Just a quick question...

When do Rabbits stop growing in size? Flake is 6 months and Im almost certain he looks bigger since I got him 2 weeks ago! He is actually quite huge when on all 4s he looks like a cat! He is a Lop Eared Rabbit!


----------



## Guest

WHEN THEY'RE ABOUT THIS BIG:    










Seriously though...i havent got a clue but im sure someone will be along who can answer your question....xxxx


----------



## umber

FREE SPIRIT said:


> WHEN THEY'RE ABOUT THIS BIG:
> 
> 
> 
> 
> 
> 
> 
> 
> 
> 
> Seriously though...i havent got a clue but im sure someone will be along who can answer your question....xxxx


OMG I need that rabbit! I know I just adopted 2 but I need that one too! :lol:


----------



## Guest

umber said:


> OMG I need that rabbit! I know I just adopted 2 but I need that one too! :lol:


lol...glad you saw the funny side of it. 
It is a cutie though isn't it?  .....hey one more wont hurt...lol.


----------



## umber

FREE SPIRIT said:


> lol...glad you saw the funny side of it.
> It is a cutie though isn't it?  .....hey one more wont hurt...lol.
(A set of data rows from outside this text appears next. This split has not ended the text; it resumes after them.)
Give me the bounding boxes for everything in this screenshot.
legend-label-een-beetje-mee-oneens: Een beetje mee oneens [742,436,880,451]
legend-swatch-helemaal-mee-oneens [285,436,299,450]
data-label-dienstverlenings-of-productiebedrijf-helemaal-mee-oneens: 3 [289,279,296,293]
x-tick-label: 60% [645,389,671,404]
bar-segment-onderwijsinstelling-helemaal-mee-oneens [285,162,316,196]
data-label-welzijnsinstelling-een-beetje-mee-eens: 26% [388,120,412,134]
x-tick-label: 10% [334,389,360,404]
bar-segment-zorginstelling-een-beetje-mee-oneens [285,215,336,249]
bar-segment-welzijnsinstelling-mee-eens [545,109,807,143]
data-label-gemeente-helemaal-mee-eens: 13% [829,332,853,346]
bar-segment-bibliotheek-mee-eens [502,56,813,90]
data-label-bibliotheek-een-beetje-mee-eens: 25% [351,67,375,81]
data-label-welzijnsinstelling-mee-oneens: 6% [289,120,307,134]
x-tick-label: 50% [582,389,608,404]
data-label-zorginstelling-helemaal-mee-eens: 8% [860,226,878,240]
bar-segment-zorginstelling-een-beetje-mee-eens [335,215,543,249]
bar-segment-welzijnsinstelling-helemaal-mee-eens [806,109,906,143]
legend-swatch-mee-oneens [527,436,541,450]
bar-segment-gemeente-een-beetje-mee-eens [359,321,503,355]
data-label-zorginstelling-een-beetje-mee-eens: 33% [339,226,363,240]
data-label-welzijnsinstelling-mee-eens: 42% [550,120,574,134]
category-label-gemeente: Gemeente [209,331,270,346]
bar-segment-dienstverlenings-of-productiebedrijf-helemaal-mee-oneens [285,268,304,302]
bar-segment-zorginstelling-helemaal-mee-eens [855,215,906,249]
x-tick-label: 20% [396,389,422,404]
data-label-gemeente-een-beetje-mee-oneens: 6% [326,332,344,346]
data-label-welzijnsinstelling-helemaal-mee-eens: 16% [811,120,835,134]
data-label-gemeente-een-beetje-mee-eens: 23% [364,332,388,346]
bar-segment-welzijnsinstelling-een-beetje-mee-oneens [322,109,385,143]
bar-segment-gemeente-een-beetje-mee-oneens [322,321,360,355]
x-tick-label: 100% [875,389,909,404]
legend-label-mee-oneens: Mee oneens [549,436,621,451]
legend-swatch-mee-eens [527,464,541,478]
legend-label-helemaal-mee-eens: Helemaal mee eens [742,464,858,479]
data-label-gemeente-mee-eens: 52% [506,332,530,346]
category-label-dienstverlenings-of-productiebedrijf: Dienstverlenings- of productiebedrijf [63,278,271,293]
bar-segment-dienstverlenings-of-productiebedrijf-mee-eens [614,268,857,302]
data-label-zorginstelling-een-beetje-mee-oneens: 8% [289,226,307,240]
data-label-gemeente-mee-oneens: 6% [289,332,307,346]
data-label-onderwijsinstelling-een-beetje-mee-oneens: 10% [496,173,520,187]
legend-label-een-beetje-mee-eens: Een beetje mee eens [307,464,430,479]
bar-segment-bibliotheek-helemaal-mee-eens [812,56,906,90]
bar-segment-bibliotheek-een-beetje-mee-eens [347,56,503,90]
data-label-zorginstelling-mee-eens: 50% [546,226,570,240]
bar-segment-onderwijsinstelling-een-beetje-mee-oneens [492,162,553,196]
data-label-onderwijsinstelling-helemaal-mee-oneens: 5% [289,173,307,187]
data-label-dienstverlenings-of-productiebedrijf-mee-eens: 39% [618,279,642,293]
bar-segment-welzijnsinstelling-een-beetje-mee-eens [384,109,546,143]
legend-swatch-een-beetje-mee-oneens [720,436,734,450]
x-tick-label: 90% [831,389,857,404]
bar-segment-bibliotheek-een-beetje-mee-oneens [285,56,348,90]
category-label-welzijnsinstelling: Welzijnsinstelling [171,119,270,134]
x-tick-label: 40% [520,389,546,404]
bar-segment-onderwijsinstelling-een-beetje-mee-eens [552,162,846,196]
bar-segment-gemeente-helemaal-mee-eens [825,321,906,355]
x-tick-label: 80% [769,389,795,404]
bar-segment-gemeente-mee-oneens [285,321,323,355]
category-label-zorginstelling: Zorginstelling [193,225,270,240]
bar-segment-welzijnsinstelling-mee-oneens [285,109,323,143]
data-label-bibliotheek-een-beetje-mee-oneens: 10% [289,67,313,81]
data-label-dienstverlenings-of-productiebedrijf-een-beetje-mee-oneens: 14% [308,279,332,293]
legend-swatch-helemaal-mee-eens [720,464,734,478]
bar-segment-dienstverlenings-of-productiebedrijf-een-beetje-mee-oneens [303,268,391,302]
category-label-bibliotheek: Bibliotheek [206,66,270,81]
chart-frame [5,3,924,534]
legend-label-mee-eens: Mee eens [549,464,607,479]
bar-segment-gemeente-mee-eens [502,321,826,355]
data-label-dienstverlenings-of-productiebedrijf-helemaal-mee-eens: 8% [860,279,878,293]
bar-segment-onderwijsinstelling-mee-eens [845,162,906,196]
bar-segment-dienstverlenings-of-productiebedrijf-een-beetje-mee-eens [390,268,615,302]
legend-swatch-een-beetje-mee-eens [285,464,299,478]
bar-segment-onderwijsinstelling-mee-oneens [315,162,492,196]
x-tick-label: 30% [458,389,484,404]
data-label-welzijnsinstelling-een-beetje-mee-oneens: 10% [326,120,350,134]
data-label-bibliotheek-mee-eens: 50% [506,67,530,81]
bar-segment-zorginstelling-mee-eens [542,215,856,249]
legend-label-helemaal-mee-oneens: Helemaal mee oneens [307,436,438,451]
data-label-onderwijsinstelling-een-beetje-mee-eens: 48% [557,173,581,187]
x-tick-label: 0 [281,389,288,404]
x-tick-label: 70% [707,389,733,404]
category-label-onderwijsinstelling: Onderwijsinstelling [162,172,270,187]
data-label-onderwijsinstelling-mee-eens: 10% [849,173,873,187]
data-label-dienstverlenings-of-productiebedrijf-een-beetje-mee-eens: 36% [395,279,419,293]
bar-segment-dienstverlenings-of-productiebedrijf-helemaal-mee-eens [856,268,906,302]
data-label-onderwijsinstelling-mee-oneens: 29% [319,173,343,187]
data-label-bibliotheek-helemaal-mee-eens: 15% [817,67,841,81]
I would take it if thats the one lol


----------



## crofty

Depends on the bun but i would say about a year old


----------



## frags

crofty said:


> Depends on the bun but i would say about a year old


do you know what age frenchies stop? i was told about 18 months old but im unsure, lily isnt as big as her parents are and she is 1


----------



## ~TOPCAT~

im not sure i know my mini lop has grown sice we got him in November, Not much maybe just fatter lol


----------



## umber

YEs Flake has deff grown since I got him 2 weeks ago. The vet saw him today as Daisy had her Myxi booster and I took Flake too. She said yes its possible he would grow more as she said his feet are quite big!!


----------



## kellyrich

I was told they can grow up to about a year and a half but then someone else said hers was still growing at two and a half years!! And he was a giant (lol!!)


----------



## crofty

frags said:


> do you know what age frenchies stop? i was told about 18 months old but im unsure, lily isnt as big as her parents are and she is 1


Well Joey who's mixed grew until he was a year however saffy grew until she was about 18 months so i do think the biger buns take abit longer to reach mature size, most of their growing is done in the first year and then i think its more about them filling out (hopefully not getting fat lol)


----------